We used www.targetscan.org to predict targets of miR-495 and found that Notch1 was one of the potential targets. We treated the HUVEC with VEGF and found that Notch1 expression was elevated. We also confirmed that miR-495 mimics inhibited Notch1 expression and miR-495 inhibitor increased Notch1 expression (Figure 5A). To assess the role of Notch1 in the association between miR-495 and angiogenesis, we constructed two Notch1 siRNAs to interfere with the Notch1 expression. As shown in Figure 5B, both siNotch1 #1 and siNotch1 #2 successfully alleviated the increased expression of Notch1 induced by miR-495 inhibitor. HUVEC were then treated with miR-495 inhibitor and Notch1 siRNAs. Tube formation and wound scratch assay showed that miR-495 inhibitor-induced angiogenesis of HUVEC was alleviated by Notch1 siRNAs (Figure 6A,B). These results demonstrate that miR-495 inhibits angiogenesis through the NOTCH1 pathway in endothelial cells.
2.5. Inhibition of miR-495 Increases Collateral Formation in Mice after Hindlimb Ischemia
To explore the roles of miR-495 in collateral formation in mice, we performed a hindlimb ischemia study. After the left femoral artery ligation, the blood flow in ischemic hindlimbs, measured using laser doppler perfusion, began to recover obviously on day 3 (Figure 7A). Meanwhile, plasma miR-495 expressions after hindlimb ischemia were determined at different time points. We found that miR-495 was significantly down-expressed one day after hindlimb ischemia (Figure 7B). From day 3 to day 14, its expression gradually recovered to a nearly normal level (Figure 7C–F). Notch1 was a target of miR-495 and it has been shown to be involved in angiogenesis in previous HUVEC experiments. After ligation, miR-495 antago and miR-495 ago were injected into ischemic muscles. Then, we detected expression of Notch1 and found that antagomiR-495 increased Notch1 expression and agomiR-495 decreased Notch1 expression (Figure 7G,H). To investigate whether miR-495 plays a role in ischemia-mediated collateral formation in the hindlimb, we performed a blood flow study. The results showed that collateral formation after ischemia was enhanced by antagomiR-495 and inhibited by agomiR-495 (Figure 7I). These findings suggest that miR-495 was involved in collateral formation in mice after hindlimb ischemia and that Notch1 is the target of miR-495.

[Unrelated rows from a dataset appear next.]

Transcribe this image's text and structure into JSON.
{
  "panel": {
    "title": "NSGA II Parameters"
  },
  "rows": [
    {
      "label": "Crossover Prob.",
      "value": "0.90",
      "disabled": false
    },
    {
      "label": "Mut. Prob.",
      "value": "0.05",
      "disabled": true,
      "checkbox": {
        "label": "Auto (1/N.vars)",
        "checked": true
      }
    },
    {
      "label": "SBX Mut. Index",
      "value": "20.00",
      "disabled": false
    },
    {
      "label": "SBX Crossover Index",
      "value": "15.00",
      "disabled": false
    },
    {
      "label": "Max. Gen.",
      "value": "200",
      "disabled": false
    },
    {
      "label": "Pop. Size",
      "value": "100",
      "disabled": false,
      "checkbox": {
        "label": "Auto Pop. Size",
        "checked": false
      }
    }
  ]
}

2.6. Circ-MBOAT2 Regulated Notch1 Expression and Angiogenesis by Absorbing miR-495
We have demonstrated that circ-MBOAT2 is a sponge of miR-495 which targets NOTCH1. Next, we further revealed whether circ-MBOAT2 regulates NOTCH1 expression by sponging miR-495. First, we showed that the expression of NOTCH1 was downregulated by inhibition of circ-MBOAT2 and up-regulated by overexpression of circ-MBOAT2 in HUVEC (Figure 8A). Then, we found miR-495 inhibitors attenuated the down-regulation of NOTCH1 by inhibition of circ-MBOAT2 (Figure 8B). Correspondently, the overexpression of circ-MBOAT2 increased tube formation and cell migration (Figure 8C,D), and miR-495 mimics weakened these effects (Figure 8C,D). These results indicate that circ-MBOAT2 regulates angiogenesis via the miR-495/NOTCH1 axis.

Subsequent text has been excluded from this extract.